Sunday, April 6, 2014

Don't You Mess With RobotLegs

Making a game as fast as you can often leads to some dirty programming tricks. Getting dirty in game development is not necessarily a problem, as long as your code base is small (with a few classes you can still see the bigger picture above the dirt). The problem comes when your dirty trickery becomes an obstacle to development, making each change or improvement a bit more difficult to perform. This snow ball effect forces you to maintain an increasing technological debt that you'll have to pay in the future (probably in the form of bugs, patches and a hellish maintenance). In other words, each dirty patch that saves you time now becomes a time bomb silently awaiting to detonate somewhere in the future.
This week I've realized that my dirty trickeries and helping tools, i.e. Flixel, have become an obstacle to development. This striking moment of realization hit me when I was implementing a ridiculously complicated operation to perform a super simple effect like a blinking selection glow.
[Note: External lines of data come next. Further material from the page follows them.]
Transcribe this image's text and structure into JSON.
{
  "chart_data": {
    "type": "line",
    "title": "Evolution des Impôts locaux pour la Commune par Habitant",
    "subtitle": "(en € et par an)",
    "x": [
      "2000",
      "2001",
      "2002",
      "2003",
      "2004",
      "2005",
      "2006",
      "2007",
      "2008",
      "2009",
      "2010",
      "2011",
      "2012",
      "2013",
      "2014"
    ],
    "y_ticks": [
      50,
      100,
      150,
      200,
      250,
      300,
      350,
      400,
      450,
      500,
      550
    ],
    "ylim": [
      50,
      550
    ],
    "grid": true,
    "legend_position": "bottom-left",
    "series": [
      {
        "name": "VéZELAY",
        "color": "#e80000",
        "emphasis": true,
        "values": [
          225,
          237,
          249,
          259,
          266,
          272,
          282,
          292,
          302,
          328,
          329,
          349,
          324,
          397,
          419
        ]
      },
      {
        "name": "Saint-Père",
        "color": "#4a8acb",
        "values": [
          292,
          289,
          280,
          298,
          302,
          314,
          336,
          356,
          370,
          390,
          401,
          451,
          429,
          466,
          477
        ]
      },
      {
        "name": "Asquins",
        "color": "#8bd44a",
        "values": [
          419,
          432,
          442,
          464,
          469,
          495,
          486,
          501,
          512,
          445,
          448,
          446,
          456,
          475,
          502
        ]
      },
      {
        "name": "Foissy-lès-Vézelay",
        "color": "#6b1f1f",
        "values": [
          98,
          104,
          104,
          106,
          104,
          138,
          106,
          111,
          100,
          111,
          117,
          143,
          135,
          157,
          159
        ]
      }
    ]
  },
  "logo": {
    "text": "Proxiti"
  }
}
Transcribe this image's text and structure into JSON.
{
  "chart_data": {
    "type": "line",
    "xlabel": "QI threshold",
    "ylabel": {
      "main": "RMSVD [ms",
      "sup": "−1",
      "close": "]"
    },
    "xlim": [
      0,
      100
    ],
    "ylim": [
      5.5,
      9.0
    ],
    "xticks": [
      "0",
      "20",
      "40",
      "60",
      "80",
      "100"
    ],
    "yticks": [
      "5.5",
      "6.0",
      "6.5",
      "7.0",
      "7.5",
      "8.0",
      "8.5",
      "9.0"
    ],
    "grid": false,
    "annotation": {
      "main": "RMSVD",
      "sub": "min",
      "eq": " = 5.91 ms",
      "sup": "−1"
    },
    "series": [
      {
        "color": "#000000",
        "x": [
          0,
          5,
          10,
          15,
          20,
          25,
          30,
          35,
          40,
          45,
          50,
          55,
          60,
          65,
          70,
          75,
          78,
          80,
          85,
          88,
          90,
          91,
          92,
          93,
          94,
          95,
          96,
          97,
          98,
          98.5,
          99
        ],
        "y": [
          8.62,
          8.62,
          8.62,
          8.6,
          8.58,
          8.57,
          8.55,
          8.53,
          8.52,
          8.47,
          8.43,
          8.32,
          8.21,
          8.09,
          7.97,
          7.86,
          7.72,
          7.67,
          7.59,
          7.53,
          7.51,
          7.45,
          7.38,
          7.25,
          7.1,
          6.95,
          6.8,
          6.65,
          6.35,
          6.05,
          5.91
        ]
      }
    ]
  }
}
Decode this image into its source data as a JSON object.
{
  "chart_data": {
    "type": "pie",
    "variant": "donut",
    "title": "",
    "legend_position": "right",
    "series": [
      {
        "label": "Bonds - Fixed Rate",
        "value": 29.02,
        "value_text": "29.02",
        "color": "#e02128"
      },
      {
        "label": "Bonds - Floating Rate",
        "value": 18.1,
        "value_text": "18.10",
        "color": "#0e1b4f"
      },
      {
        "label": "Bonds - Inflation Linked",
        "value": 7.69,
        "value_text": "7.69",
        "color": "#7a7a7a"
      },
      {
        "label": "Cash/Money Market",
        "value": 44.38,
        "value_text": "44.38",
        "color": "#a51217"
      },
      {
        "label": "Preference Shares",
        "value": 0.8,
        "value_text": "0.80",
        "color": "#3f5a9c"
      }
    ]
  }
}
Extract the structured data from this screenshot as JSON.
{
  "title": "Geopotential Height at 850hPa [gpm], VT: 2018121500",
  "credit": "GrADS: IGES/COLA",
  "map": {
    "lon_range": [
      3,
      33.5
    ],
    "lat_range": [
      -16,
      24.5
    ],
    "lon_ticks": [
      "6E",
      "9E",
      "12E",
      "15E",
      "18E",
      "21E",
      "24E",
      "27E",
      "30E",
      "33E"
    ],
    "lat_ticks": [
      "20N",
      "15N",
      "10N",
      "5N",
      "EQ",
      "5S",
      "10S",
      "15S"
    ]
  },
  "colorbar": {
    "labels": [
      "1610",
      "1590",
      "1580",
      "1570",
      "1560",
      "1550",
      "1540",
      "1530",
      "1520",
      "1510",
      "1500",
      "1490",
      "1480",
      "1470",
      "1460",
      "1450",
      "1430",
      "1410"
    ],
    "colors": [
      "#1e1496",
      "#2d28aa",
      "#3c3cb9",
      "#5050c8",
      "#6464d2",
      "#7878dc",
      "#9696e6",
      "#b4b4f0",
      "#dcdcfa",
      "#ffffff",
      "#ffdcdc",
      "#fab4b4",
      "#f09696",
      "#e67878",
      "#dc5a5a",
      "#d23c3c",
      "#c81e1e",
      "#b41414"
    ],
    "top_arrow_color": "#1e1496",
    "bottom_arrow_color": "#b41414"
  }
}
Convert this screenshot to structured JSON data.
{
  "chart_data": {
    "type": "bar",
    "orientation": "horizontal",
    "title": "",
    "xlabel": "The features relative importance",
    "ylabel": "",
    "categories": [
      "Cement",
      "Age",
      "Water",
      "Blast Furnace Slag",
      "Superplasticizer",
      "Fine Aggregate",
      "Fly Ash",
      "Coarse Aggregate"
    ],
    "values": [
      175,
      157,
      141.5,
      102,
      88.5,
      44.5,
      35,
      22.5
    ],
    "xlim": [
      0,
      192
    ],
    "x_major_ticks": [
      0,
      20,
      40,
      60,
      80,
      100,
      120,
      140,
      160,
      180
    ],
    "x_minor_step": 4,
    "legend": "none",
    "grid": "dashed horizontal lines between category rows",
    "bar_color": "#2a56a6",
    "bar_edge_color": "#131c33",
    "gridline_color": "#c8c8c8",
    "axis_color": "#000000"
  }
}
So the time to pay my debt is now. I'm migrating Bloodhunt dirty code to a clean model-view-controller-service framework: RobotLegs. Instead of obscure mixtures of alchemy and programming, RobotLegs forces you to organize your code in the following crystal clear concepts: all game data is stored in models, all screens, graphics and visual representations become views of the game, the controller is formed by commands that execute actions upon your game models, executing services to provide functionality. 
Therefore, I have to spend a little time cleaning up the code mess. This cleaning process will not add new functionality or features to the game but will make each future change a lot easier. For instance, my static class containing the game texts will become a XML file which will allow a simple method for localization (adding new languages is as easy as translating the texts of the XML file).